Mumbai, India (BBN) – The Sensex and Nifty were trading marginally down due to heavy selling in metal, banking, capital goods and PSU stocks amid firm Asian cues.
At 2.20 pm, the 30-share BSE index Sensex was down 20.59 points or 0.07 per cent at 28,269.33 and the 50-share NSE index Nifty was down 8.1 points or 0.09 per cent at 8,760.95, reports The Hindu Business Line.
Among BSE sectoral indices, metal index fell the most by 1.23 per cent, followed by banking 0.74 per cent, capital goods 0.46 per cent and PSU 0.42 per cent.
On the other hand, IT index was up 1.5 per cent, followed by TECk 1.42 per cent, realty 0.87 per cent and power 0.42 per cent.

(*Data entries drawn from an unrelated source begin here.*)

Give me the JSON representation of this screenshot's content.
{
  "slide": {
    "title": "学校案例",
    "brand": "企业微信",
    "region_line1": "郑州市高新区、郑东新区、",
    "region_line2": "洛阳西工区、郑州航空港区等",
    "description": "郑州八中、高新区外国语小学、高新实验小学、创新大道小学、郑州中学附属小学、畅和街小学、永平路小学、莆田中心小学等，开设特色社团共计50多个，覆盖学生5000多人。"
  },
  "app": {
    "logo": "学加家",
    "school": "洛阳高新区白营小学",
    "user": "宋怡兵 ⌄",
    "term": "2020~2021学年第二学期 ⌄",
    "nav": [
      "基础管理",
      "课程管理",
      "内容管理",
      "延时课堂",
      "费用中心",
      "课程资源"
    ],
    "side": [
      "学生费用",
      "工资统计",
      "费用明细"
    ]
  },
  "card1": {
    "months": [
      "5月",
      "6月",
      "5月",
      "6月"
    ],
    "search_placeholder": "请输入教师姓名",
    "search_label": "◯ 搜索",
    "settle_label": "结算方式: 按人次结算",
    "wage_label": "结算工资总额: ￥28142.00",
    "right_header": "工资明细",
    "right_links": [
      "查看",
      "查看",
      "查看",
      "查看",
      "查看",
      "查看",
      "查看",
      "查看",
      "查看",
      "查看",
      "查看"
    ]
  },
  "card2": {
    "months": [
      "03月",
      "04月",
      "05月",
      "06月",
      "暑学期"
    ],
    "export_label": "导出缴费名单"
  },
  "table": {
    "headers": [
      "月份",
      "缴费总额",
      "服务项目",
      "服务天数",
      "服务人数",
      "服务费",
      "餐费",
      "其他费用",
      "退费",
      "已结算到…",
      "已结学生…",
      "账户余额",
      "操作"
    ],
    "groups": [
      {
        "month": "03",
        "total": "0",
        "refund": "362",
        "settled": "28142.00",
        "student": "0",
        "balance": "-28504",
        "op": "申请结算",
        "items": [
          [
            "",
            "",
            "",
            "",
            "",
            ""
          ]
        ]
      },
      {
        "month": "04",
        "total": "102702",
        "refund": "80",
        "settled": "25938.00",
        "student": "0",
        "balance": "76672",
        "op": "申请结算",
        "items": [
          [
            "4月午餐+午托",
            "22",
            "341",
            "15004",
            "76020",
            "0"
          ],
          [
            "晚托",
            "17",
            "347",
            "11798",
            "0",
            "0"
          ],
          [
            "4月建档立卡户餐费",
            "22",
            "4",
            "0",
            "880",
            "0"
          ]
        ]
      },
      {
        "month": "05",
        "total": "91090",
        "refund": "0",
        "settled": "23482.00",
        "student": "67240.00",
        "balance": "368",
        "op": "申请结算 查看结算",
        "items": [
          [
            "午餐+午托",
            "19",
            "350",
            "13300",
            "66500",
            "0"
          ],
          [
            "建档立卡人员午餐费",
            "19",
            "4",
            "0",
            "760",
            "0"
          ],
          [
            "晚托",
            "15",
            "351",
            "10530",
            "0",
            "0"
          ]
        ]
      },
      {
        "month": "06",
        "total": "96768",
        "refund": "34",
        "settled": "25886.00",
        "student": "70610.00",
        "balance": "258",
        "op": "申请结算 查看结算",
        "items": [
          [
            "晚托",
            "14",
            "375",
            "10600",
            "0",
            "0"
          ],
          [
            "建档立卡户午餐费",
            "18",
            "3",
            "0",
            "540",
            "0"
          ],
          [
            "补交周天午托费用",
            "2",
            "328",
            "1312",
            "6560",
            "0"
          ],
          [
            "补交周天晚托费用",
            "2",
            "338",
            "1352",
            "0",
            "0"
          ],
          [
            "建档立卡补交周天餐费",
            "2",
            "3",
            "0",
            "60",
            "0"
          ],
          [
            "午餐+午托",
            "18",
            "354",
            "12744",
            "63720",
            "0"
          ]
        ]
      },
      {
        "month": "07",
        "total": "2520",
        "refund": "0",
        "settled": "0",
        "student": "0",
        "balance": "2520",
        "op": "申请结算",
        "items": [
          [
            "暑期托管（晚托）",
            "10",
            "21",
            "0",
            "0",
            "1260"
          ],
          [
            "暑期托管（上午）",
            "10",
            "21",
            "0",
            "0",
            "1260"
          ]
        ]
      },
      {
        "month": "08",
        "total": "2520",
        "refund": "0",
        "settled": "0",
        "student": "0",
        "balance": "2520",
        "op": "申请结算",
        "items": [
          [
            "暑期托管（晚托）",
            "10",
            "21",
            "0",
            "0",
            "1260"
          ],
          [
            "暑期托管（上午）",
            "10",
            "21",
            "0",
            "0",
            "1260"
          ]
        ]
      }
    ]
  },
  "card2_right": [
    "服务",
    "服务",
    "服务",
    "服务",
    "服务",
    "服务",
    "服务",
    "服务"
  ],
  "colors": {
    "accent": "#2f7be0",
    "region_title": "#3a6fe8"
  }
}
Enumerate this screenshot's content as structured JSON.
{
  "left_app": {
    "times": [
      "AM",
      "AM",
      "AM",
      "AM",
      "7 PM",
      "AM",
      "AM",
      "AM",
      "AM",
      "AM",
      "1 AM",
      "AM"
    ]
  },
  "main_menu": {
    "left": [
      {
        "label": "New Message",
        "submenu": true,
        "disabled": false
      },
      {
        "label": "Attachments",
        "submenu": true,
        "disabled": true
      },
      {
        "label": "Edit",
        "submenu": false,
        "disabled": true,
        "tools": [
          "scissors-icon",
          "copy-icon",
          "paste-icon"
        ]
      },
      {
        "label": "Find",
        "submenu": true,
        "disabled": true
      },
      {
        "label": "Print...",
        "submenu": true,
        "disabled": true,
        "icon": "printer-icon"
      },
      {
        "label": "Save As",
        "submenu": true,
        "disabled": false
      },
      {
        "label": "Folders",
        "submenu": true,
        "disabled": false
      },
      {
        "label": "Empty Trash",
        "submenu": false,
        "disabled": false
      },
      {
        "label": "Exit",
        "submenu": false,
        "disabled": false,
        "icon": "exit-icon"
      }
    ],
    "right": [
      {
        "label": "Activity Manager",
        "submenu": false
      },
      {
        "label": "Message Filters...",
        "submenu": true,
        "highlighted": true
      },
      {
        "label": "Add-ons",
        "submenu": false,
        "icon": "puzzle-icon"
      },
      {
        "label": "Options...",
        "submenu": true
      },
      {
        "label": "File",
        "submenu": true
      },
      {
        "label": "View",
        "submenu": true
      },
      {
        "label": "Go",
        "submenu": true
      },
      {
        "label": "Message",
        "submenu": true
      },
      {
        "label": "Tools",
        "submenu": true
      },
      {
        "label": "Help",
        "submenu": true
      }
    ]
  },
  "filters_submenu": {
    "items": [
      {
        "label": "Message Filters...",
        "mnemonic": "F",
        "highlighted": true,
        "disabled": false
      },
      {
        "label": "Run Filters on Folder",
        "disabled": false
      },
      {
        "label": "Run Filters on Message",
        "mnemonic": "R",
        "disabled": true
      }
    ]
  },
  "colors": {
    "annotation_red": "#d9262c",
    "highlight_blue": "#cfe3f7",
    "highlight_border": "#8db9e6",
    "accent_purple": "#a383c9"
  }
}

Top five Sensex gainers were TCS (+2.23 per cent), Power Grid (+1.62 per cent), Infosys (+1.36 per cent), Lupin (+1.26 per cent) and Hero MotoCorp (+1.18 per cent), while the major losers were Tata Steel (-2.66 per cent), Cipla (-2.04 per cent), NTPC (-1.22 per cent), SBI (-1.12 per cent) and L&T (-1.00 per cent).
RBI POLICY STANCE
Bank stocks were down after the central bank kept its policy rates on hold and said it would shift its stance from “accommodative” to “neutral,” signalling an end to any further rate cuts.
Analysts had expected the Reserve Bank of India to cut the repo rate by another 25 basis points, either on Wednesday or at its next review in April, after bringing it down by 175 bps during January 2015 to October last year.
Analysts had expected the Reserve Bank of India to cut the repo rate by another 25 basis points, either on Wednesday or at its next review in April, after bringing it down by 175 bps during January 2015 to October last year.
Indian stocks hit four-month highs earlier this week in anticipation of that easing, but analysts said there were still positives from the RBI meeting, including expectations banks would have scope to lower their lending rates if the system remains flush with liquidity.
“The market had already discounted RBI’s rate cut decision before it happened,” said Mugilan K, deputy manager of research at Cholamandalam Securities.
“With earlier RBI rate cuts not yet fully implemented by banks, the current decision wouldn’t have mattered as much.”
ASIAN SHARES
Asian shares climbed to their highest in more than 18 months on Thursday, as investors grew more confident about the world’s second-largest economy, while the dollar slightly firmed in the wake of growing concerns over political instability in Europe.
MSCI’s broadest index of Asia-Pacific shares outside Japan gained 0.4 per cent to their highest since July2015 with Hong Kong, Taiwan and China among the region’s best performing markets.
The S&P 500 ended slightly higher on Wednesday as investors digested mixed earnings reports, while the Dow Jones Industrial Average slipped as bank stocks weighed.